Bolsonaro addressed his supporters in the capital Brasilia after losing the election, briefly telling them that the armed forces were under his control. On a second occasion, he remained silent as a group of supporters prayed for him.
Some of his supporters insist that Bolsonaro will not disillusion them by giving up the fight, but others have begun to abandon the camps. According to the official presidential schedule, the outgoing president has only worked just over an hour each day since the elections until December 23.
The Liberal Party will have the largest presence in both the Chamber of Deputies and the Senate.
But many Liberal Party members are not totally loyal to Bolsonaro or ideologically aligned with him, and will have incentives to work with the new government, observed Guilherme Casarões, a political analyst and professor at the Getulio Vargas Foundation in São Paulo. The PL is considered centrist and is known for reaching agreements with the government in office.
“That makes it more difficult to have the ideological fidelity that Bolsonaro likes to maintain,” Casarões said. “If he doesn’t manage to have total control over the Liberal Party, we are going to see a new division.”

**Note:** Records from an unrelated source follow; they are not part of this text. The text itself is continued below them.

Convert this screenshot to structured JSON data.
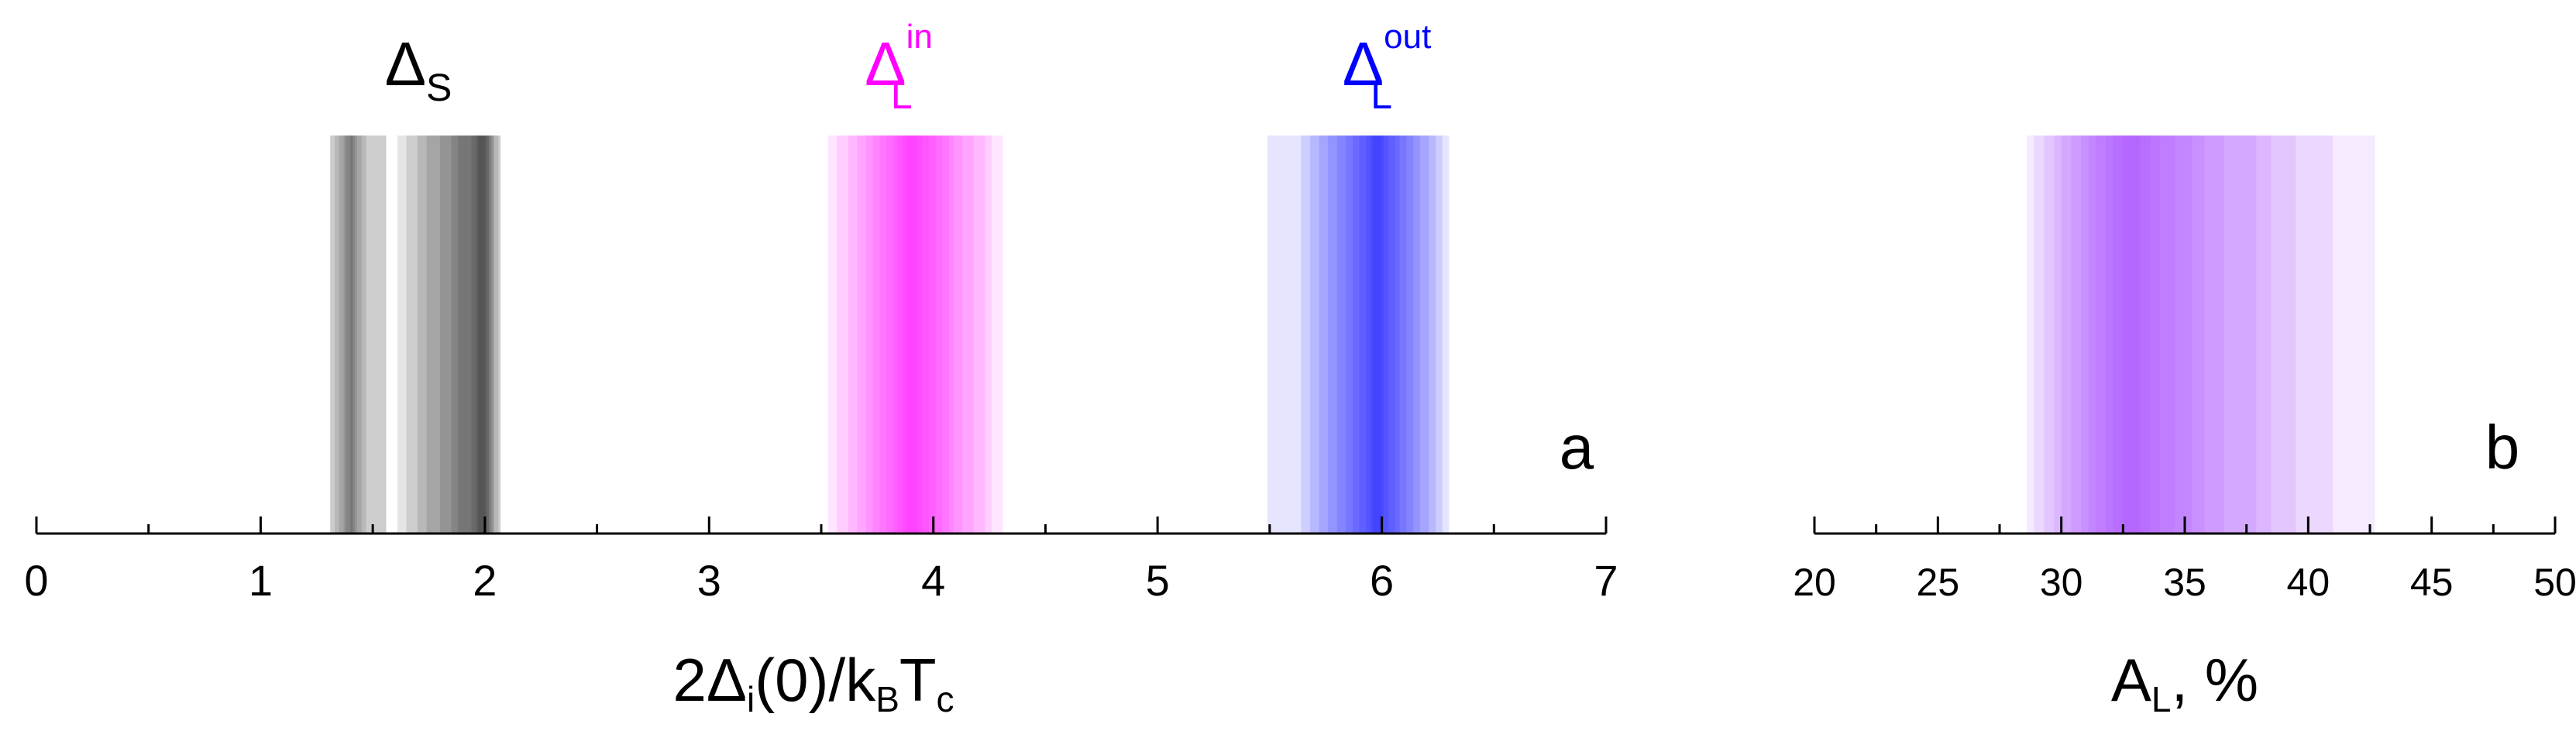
{
  "chart_data": [
    {
      "type": "bar",
      "panel_label": "a",
      "xlabel": {
        "main": "2Δ",
        "sub1": "i",
        "mid": "(0)/k",
        "sub2": "B",
        "mid2": "T",
        "sub3": "c"
      },
      "xlim": [
        0,
        7
      ],
      "major_ticks": [
        0,
        1,
        2,
        3,
        4,
        5,
        6,
        7
      ],
      "minor_ticks": [
        0.5,
        1.5,
        2.5,
        3.5,
        4.5,
        5.5,
        6.5
      ],
      "tick_labels": [
        "0",
        "1",
        "2",
        "3",
        "4",
        "5",
        "6",
        "7"
      ],
      "series": [
        {
          "name": "ΔS",
          "label_main": "Δ",
          "label_sub": "S",
          "label_sup": "",
          "color": "#000000",
          "intervals": [
            [
              1.31,
              1.47
            ],
            [
              1.33,
              1.45
            ],
            [
              1.35,
              1.43
            ],
            [
              1.37,
              1.42
            ],
            [
              1.38,
              1.41
            ],
            [
              1.31,
              1.56
            ],
            [
              1.4,
              1.56
            ],
            [
              1.61,
              2.07
            ],
            [
              1.65,
              2.07
            ],
            [
              1.7,
              2.06
            ],
            [
              1.74,
              2.04
            ],
            [
              1.8,
              2.04
            ],
            [
              1.85,
              2.03
            ],
            [
              1.88,
              2.02
            ],
            [
              1.94,
              2.02
            ],
            [
              1.96,
              2.01
            ],
            [
              1.97,
              2.0
            ]
          ]
        },
        {
          "name": "ΔL in",
          "label_main": "Δ",
          "label_sub": "L",
          "label_sup": "in",
          "color": "#ff00ff",
          "intervals": [
            [
              3.53,
              4.31
            ],
            [
              3.57,
              4.26
            ],
            [
              3.62,
              4.23
            ],
            [
              3.66,
              4.18
            ],
            [
              3.7,
              4.13
            ],
            [
              3.73,
              4.09
            ],
            [
              3.76,
              4.07
            ],
            [
              3.79,
              4.04
            ],
            [
              3.82,
              4.01
            ],
            [
              3.84,
              3.98
            ],
            [
              3.86,
              3.95
            ],
            [
              3.88,
              3.93
            ]
          ]
        },
        {
          "name": "ΔL out",
          "label_main": "Δ",
          "label_sub": "L",
          "label_sup": "out",
          "color": "#0000ff",
          "intervals": [
            [
              5.49,
              6.3
            ],
            [
              5.64,
              6.27
            ],
            [
              5.68,
              6.24
            ],
            [
              5.72,
              6.21
            ],
            [
              5.76,
              6.17
            ],
            [
              5.8,
              6.14
            ],
            [
              5.84,
              6.11
            ],
            [
              5.87,
              6.08
            ],
            [
              5.9,
              6.06
            ],
            [
              5.93,
              6.03
            ],
            [
              5.95,
              6.01
            ],
            [
              5.96,
              6.0
            ]
          ]
        }
      ]
    },
    {
      "type": "bar",
      "panel_label": "b",
      "xlabel": {
        "main": "A",
        "sub": "L",
        "after": ", %"
      },
      "xlim": [
        20,
        50
      ],
      "major_ticks": [
        20,
        25,
        30,
        35,
        40,
        45,
        50
      ],
      "minor_ticks": [
        22.5,
        27.5,
        32.5,
        37.5,
        42.5,
        47.5
      ],
      "tick_labels": [
        "20",
        "25",
        "30",
        "35",
        "40",
        "45",
        "50"
      ],
      "series": [
        {
          "name": "AL",
          "color": "#9933ff",
          "intervals": [
            [
              28.6,
              42.7
            ],
            [
              28.9,
              41.0
            ],
            [
              29.3,
              39.5
            ],
            [
              29.7,
              38.5
            ],
            [
              30.0,
              37.9
            ],
            [
              30.4,
              36.6
            ],
            [
              30.8,
              35.8
            ],
            [
              31.1,
              35.3
            ],
            [
              31.4,
              34.6
            ],
            [
              31.8,
              34.0
            ],
            [
              32.1,
              33.6
            ],
            [
              32.5,
              33.2
            ]
          ]
        }
      ]
    }
  ]
}
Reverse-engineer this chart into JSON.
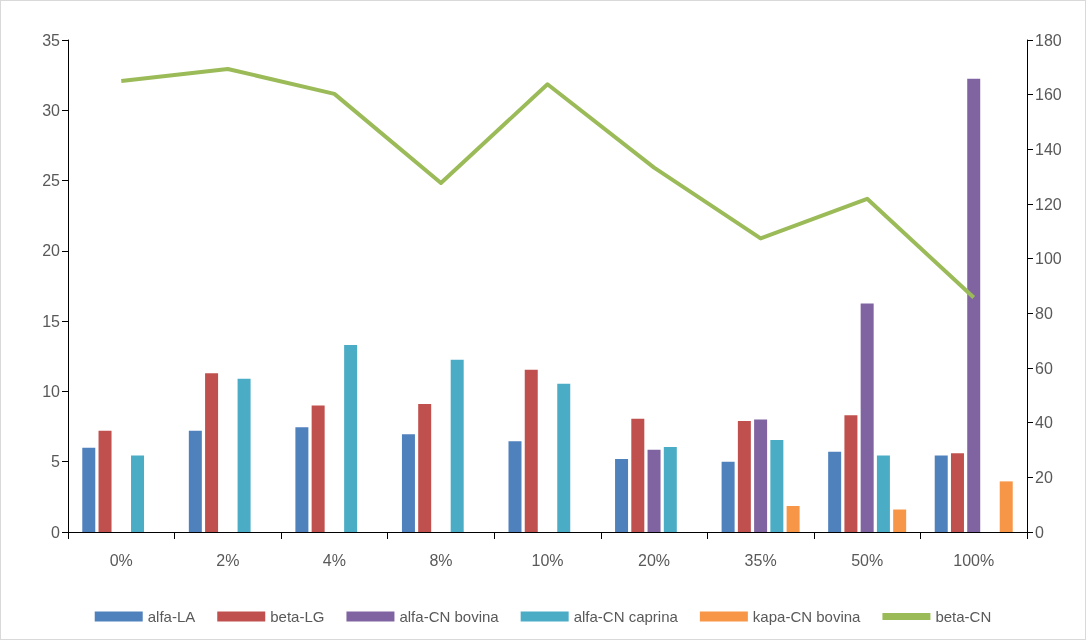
{
  "chart_data": {
    "type": "bar",
    "categories": [
      "0%",
      "2%",
      "4%",
      "8%",
      "10%",
      "20%",
      "35%",
      "50%",
      "100%"
    ],
    "series": [
      {
        "name": "alfa-LA",
        "color": "#4f81bd",
        "values": [
          6.0,
          7.2,
          7.45,
          6.95,
          6.45,
          5.2,
          5.0,
          5.7,
          5.45
        ]
      },
      {
        "name": "beta-LG",
        "color": "#c0504d",
        "values": [
          7.2,
          11.3,
          9.0,
          9.1,
          11.55,
          8.05,
          7.9,
          8.3,
          5.6
        ]
      },
      {
        "name": "alfa-CN bovina",
        "color": "#8064a2",
        "values": [
          null,
          null,
          null,
          null,
          null,
          5.85,
          8.0,
          16.25,
          32.25
        ]
      },
      {
        "name": "alfa-CN caprina",
        "color": "#4bacc6",
        "values": [
          5.45,
          10.9,
          13.3,
          12.25,
          10.55,
          6.05,
          6.55,
          5.45,
          null
        ]
      },
      {
        "name": "kapa-CN bovina",
        "color": "#f79646",
        "values": [
          null,
          null,
          null,
          null,
          null,
          null,
          1.85,
          1.6,
          3.6
        ]
      },
      {
        "name": "beta-CN",
        "type": "line",
        "axis": "y2",
        "color": "#9bbb59",
        "marker": "none",
        "values": [
          165,
          169.4,
          160.3,
          127.7,
          163.8,
          133.3,
          107.4,
          121.9,
          85.8
        ]
      }
    ],
    "ylim": [
      0,
      35
    ],
    "yticks": [
      0,
      5,
      10,
      15,
      20,
      25,
      30,
      35
    ],
    "y2lim": [
      0,
      180
    ],
    "y2ticks": [
      0,
      20,
      40,
      60,
      80,
      100,
      120,
      140,
      160,
      180
    ],
    "grid": false,
    "legend": "bottom"
  }
}
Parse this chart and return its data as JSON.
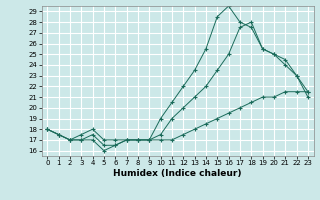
{
  "title": "",
  "xlabel": "Humidex (Indice chaleur)",
  "ylabel": "",
  "bg_color": "#cce8e8",
  "grid_color": "#ffffff",
  "line_color": "#1a6b5a",
  "xlim": [
    -0.5,
    23.5
  ],
  "ylim": [
    15.5,
    29.5
  ],
  "xticks": [
    0,
    1,
    2,
    3,
    4,
    5,
    6,
    7,
    8,
    9,
    10,
    11,
    12,
    13,
    14,
    15,
    16,
    17,
    18,
    19,
    20,
    21,
    22,
    23
  ],
  "yticks": [
    16,
    17,
    18,
    19,
    20,
    21,
    22,
    23,
    24,
    25,
    26,
    27,
    28,
    29
  ],
  "line1_x": [
    0,
    1,
    2,
    3,
    4,
    5,
    6,
    7,
    8,
    9,
    10,
    11,
    12,
    13,
    14,
    15,
    16,
    17,
    18,
    19,
    20,
    21,
    22,
    23
  ],
  "line1_y": [
    18,
    17.5,
    17,
    17,
    17,
    16,
    16.5,
    17,
    17,
    17,
    17,
    17,
    17.5,
    18,
    18.5,
    19,
    19.5,
    20,
    20.5,
    21,
    21,
    21.5,
    21.5,
    21.5
  ],
  "line2_x": [
    0,
    1,
    2,
    3,
    4,
    5,
    6,
    7,
    8,
    9,
    10,
    11,
    12,
    13,
    14,
    15,
    16,
    17,
    18,
    19,
    20,
    21,
    22,
    23
  ],
  "line2_y": [
    18,
    17.5,
    17,
    17.5,
    18,
    17,
    17,
    17,
    17,
    17,
    19,
    20.5,
    22,
    23.5,
    25.5,
    28.5,
    29.5,
    28,
    27.5,
    25.5,
    25,
    24.5,
    23,
    21.5
  ],
  "line3_x": [
    0,
    1,
    2,
    3,
    4,
    5,
    6,
    7,
    8,
    9,
    10,
    11,
    12,
    13,
    14,
    15,
    16,
    17,
    18,
    19,
    20,
    21,
    22,
    23
  ],
  "line3_y": [
    18,
    17.5,
    17,
    17,
    17.5,
    16.5,
    16.5,
    17,
    17,
    17,
    17.5,
    19,
    20,
    21,
    22,
    23.5,
    25,
    27.5,
    28,
    25.5,
    25,
    24,
    23,
    21
  ]
}
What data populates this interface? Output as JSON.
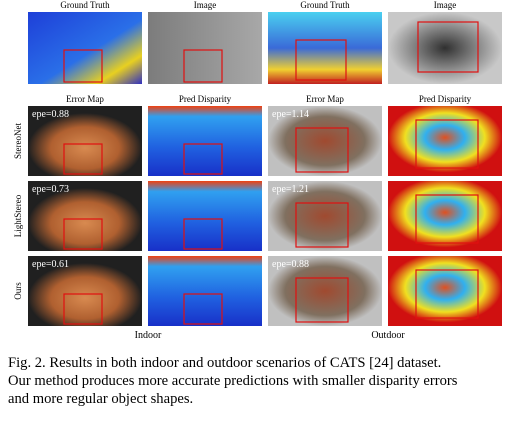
{
  "top_row": {
    "labels": [
      "Ground Truth",
      "Image",
      "Ground Truth",
      "Image"
    ]
  },
  "header_row": {
    "labels": [
      "Error Map",
      "Pred Disparity",
      "Error Map",
      "Pred Disparity"
    ]
  },
  "rows": [
    {
      "label": "StereoNet",
      "indoor_epe": "epe=0.88",
      "outdoor_epe": "epe=1.14"
    },
    {
      "label": "LightStereo",
      "indoor_epe": "epe=0.73",
      "outdoor_epe": "epe=1.21"
    },
    {
      "label": "Ours",
      "indoor_epe": "epe=0.61",
      "outdoor_epe": "epe=0.88"
    }
  ],
  "scene_labels": [
    "Indoor",
    "Outdoor"
  ],
  "caption": {
    "lines": [
      "Fig. 2.   Results in both indoor and outdoor scenarios of CATS [24] dataset.",
      "Our method produces more accurate predictions with smaller disparity errors",
      "and more regular object shapes."
    ]
  }
}
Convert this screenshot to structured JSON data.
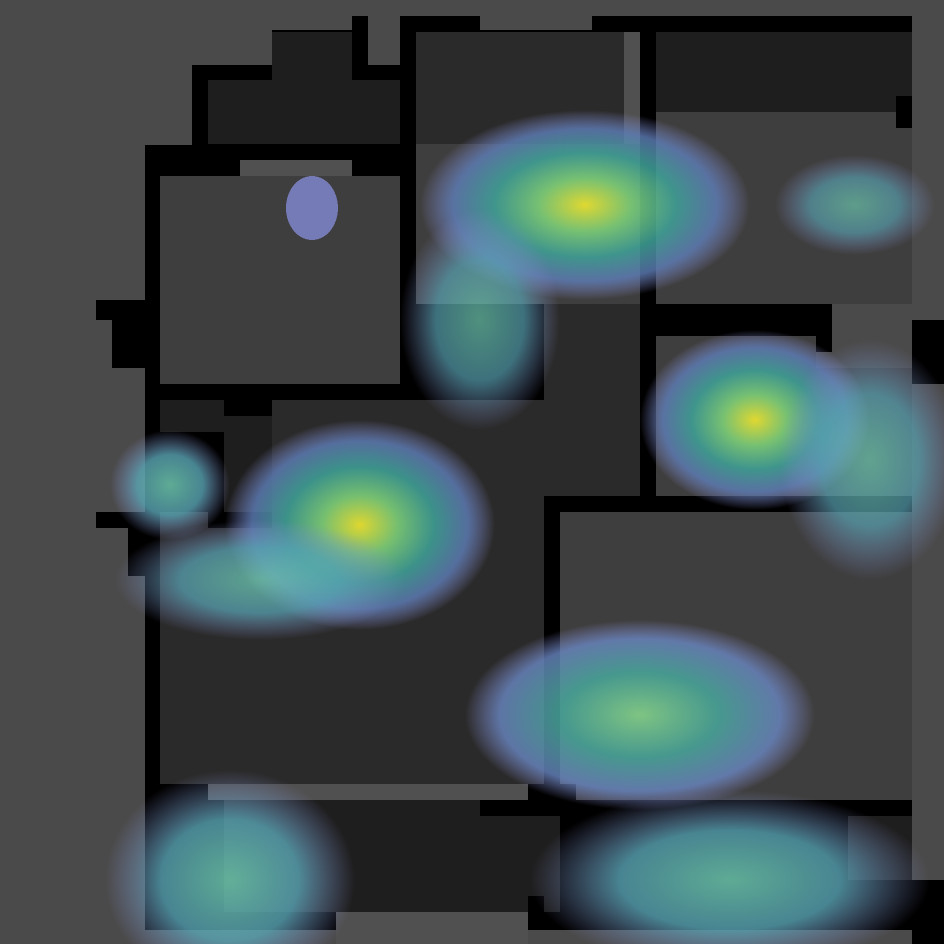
{
  "map": {
    "kind": "floor-plan-occupancy-heatmap",
    "colors": {
      "background": "#4a4a4a",
      "wall": "#000000",
      "room_light": "#3e3e3e",
      "room_dark": "#1e1e1e",
      "room_mid": "#2a2a2a",
      "corridor": "#505050",
      "heat_low": "#7b7fbf",
      "heat_mid": "#3d9e96",
      "heat_high": "#cfd640"
    },
    "legend": {
      "shown": false,
      "colormap": "viridis"
    }
  }
}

Bolsonaro received 49% of the vote in the presidential election, fueling the possibility that he may decide to run for president in 2026 and advise candidates in the 2024 municipal elections, said Eduardo Grin, a political analyst and professor at the Getulio Vargas Foundation.
Bolsonaro also faces a spiral of legal threats. The Supreme Federal Court is investigating him on suspicion of illegally spreading lies about issues including vaccinations against COVID-19 and top court judges, releasing confidential information from an ongoing investigation, and improperly interfering with the Federal Police. The STF is the only government agency that can investigate a sitting president or federal legislator.
As of January 1, Bolsonaro will no longer enjoy the immunity enjoyed by sitting governors, and could face new charges in lower courts.